BERLIN (Reuters) - Italian President Giorgio Napolitano cancelled a dinner with the German opposition’s chancellor candidate in Berlin on Wednesday after he described Italy’s former premier Silvio Berlusconi and comic-turned-politician Beppe Grillo as “clowns”.
Peer Steinbrueck, a Social Democrat who will take on Chancellor Angela Merkel in Germany’s next national election in September, has a reputation for gaffes and his remark created the first diplomatic incident of his accident-prone campaign.
Steinbrueck said on Tuesday he was “appalled that two clowns have won” Italy’s February 24-25 election. The vote was actually inconclusive with no party garnering a majority in parliament, although Grillo’s anti-establishment party surged dramatically.
President Napolitano, an 87-year-old former communist with no natural affinity for Berlusconi or Grillo, made clear that as head of state he would brook no insults to national pride.
“We respect, and naturally we demand respect, for our country,” he said in an emotional speech to members of the Italian community in Munich, the first stage of a state visit that includes talks with Merkel in Berlin on Thursday.
“Our country has serious problems in its structure and daily life ... It has darkness but many lights, and you can be proud,” he told his compatriots, stifling a sob.
Italian media said Napolitano, who now faces the difficult task of trying to appoint a coalition government, had expressed concern about “populism” after the election during a private meeting in Germany. These reports could not be confirmed.
The German candidate’s spokesman said Napolitano cancelled “because of Steinbrueck’s remarks on Tuesday”. Steinbrueck had called the president on Wednesday to “clarify” his remarks, he said, adding that the two men had a “friendly” conversation.
Steinbrueck later told a news conference he understood Napolitano’s need as head of state to remain neutral and above party political mud-slinging.
Steinbrueck made it absolutely clear in his comments to an SPD rally in Potsdam he was referring to Grillo and Berlusconi, calling the latter “clearly a clown with a testosterone boost”.
“My impression is that two populists won,” he said.
Berlusconi, a scandal-ridden billionaire media mogul, is very unpopular in Germany and often slated in the media.
But Steinbrueck did himself no favors with his frank talk.
German politicians are expected to strike a serious tone and refrain from interfering in the internal affairs of European partners. On Twitter, some commentators dismissed the acerbic Steinbrueck as the “real clown”.

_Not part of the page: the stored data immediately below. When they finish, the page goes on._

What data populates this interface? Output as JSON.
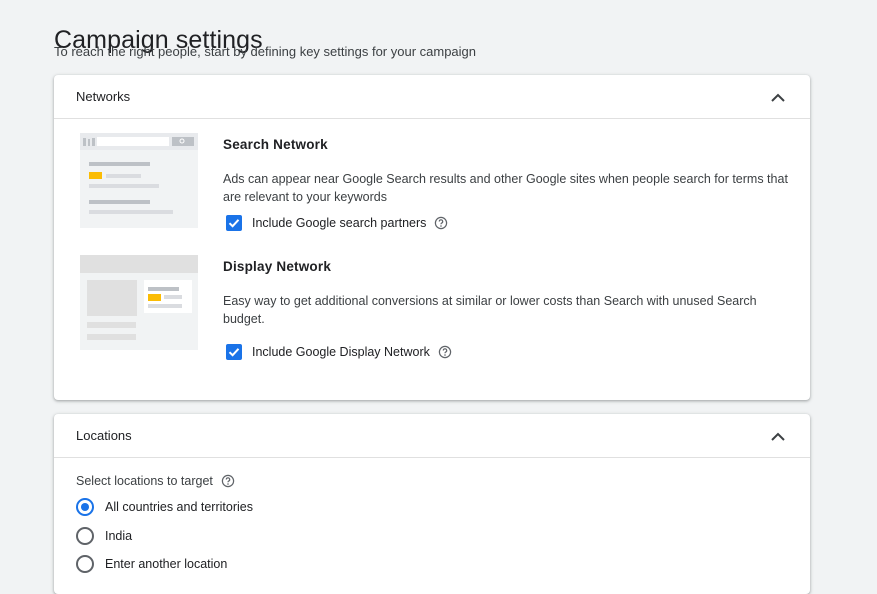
{
  "page": {
    "title": "Campaign settings",
    "subtitle": "To reach the right people, start by defining key settings for your campaign"
  },
  "networks": {
    "header": "Networks",
    "search": {
      "title": "Search Network",
      "description": "Ads can appear near Google Search results and other Google sites when people search for terms that are relevant to your keywords",
      "checkbox_label": "Include Google search partners",
      "checked": true
    },
    "display": {
      "title": "Display Network",
      "description": "Easy way to get additional conversions at similar or lower costs than Search with unused Search budget.",
      "checkbox_label": "Include Google Display Network",
      "checked": true
    }
  },
  "locations": {
    "header": "Locations",
    "prompt": "Select locations to target",
    "options": [
      {
        "label": "All countries and territories",
        "selected": true
      },
      {
        "label": "India",
        "selected": false
      },
      {
        "label": "Enter another location",
        "selected": false
      }
    ]
  },
  "colors": {
    "accent": "#1a73e8",
    "highlight": "#fbbc04",
    "background": "#f1f3f4"
  }
}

“Steinbrueck behaves like a bull in a china shop,” said Michael Meister, deputy leader of Merkel’s conservatives in the Bundestag (lower house of parliament).

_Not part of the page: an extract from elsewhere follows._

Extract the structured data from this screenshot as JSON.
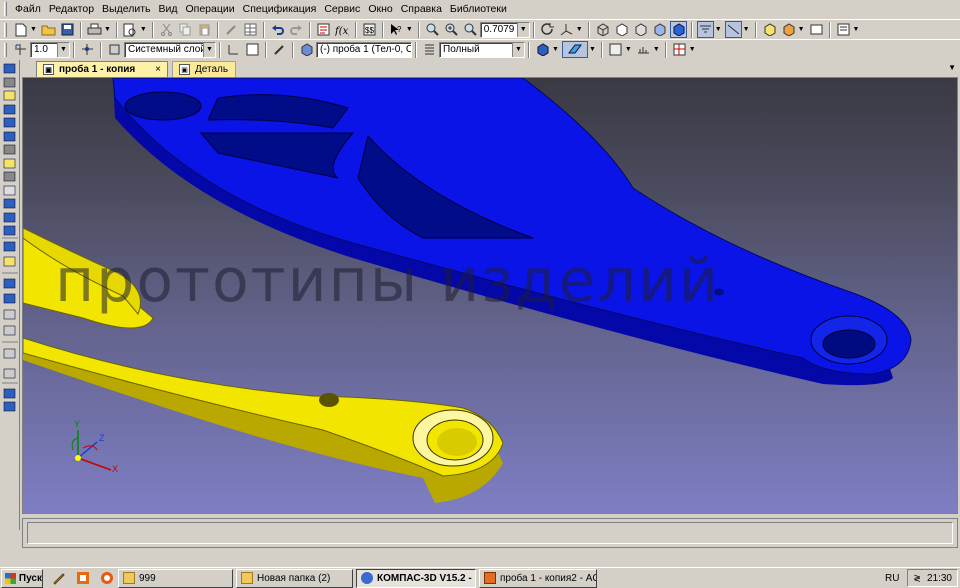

He accused Steinbrueck of damaging Germany’s reputation abroad and some SPD politicians were also critical.
Italy’s elections, which threaten to tip the euro zone back into crisis, showed a big swell in support for Grillo’s 5-Star Movement and a strong result for Berlusconi. Many had expected the former prime minister to lose heavily to the center left, which won the lower house but not the Senate.
Both Grillo and Berlusconi campaigned against the austerity measures implemented by technocrat Prime Minister Mario Monti at the urging of Germany’s conservative chancellor Merkel.

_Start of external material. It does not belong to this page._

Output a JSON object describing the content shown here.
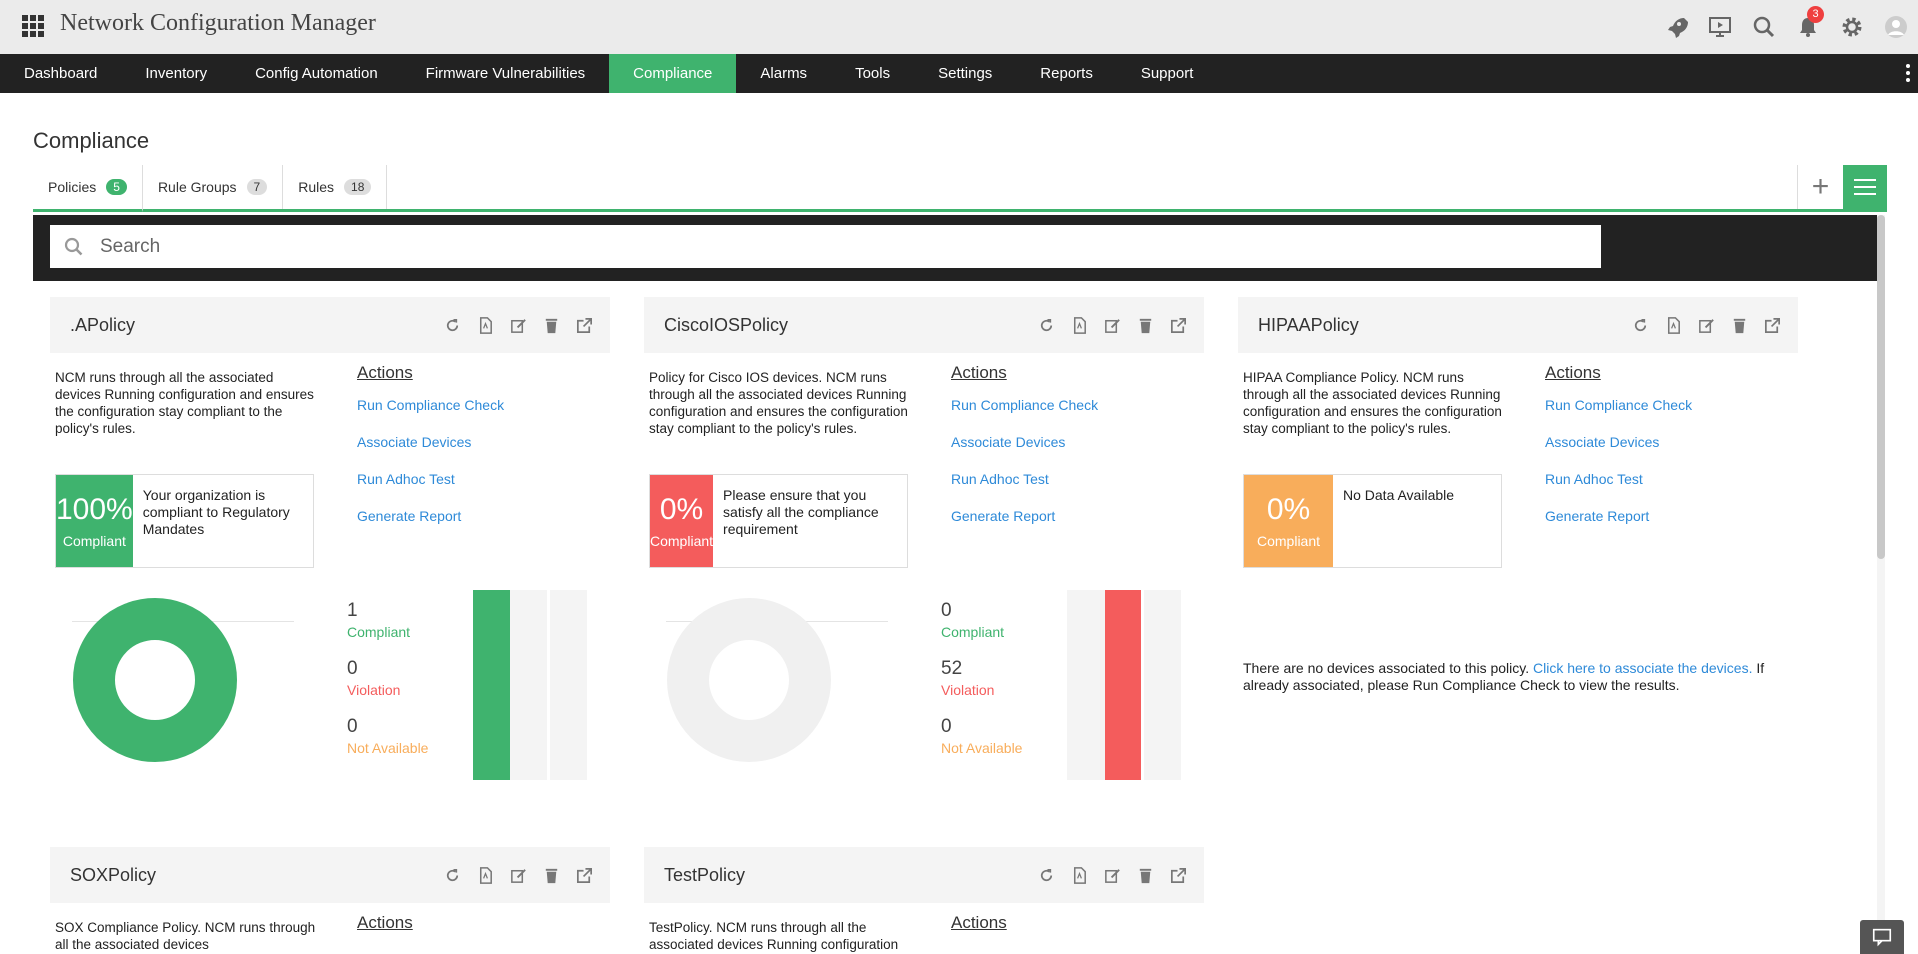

Grillo, in his popular blog, laid into Merkel for imposing German-style fiscal austerity on Italy. Berlusconi has made more personal attacks on Merkel, whom he blames for his fall from power in 2011 because of her hesitancy on bailouts.
Berlusconi, who has been sentenced for tax fraud and is on trial accused of having sex with an under-aged prostitute, is reported to have made rude remarks about Merkel’s appearance in a phone call wiretapped by investigators, though he denies this.
Merkel is more diplomatic than the acerbic Steinbrueck, a former German finance minister whose campaign for the election in September has got off to a poor start.
Steinbrueck made waves with undiplomatic statements when he served as finance minister under Merkel between 2005 and 2009, for example referring to the Swiss as Indians running scared from the cavalry during a crackdown he led on tax havens.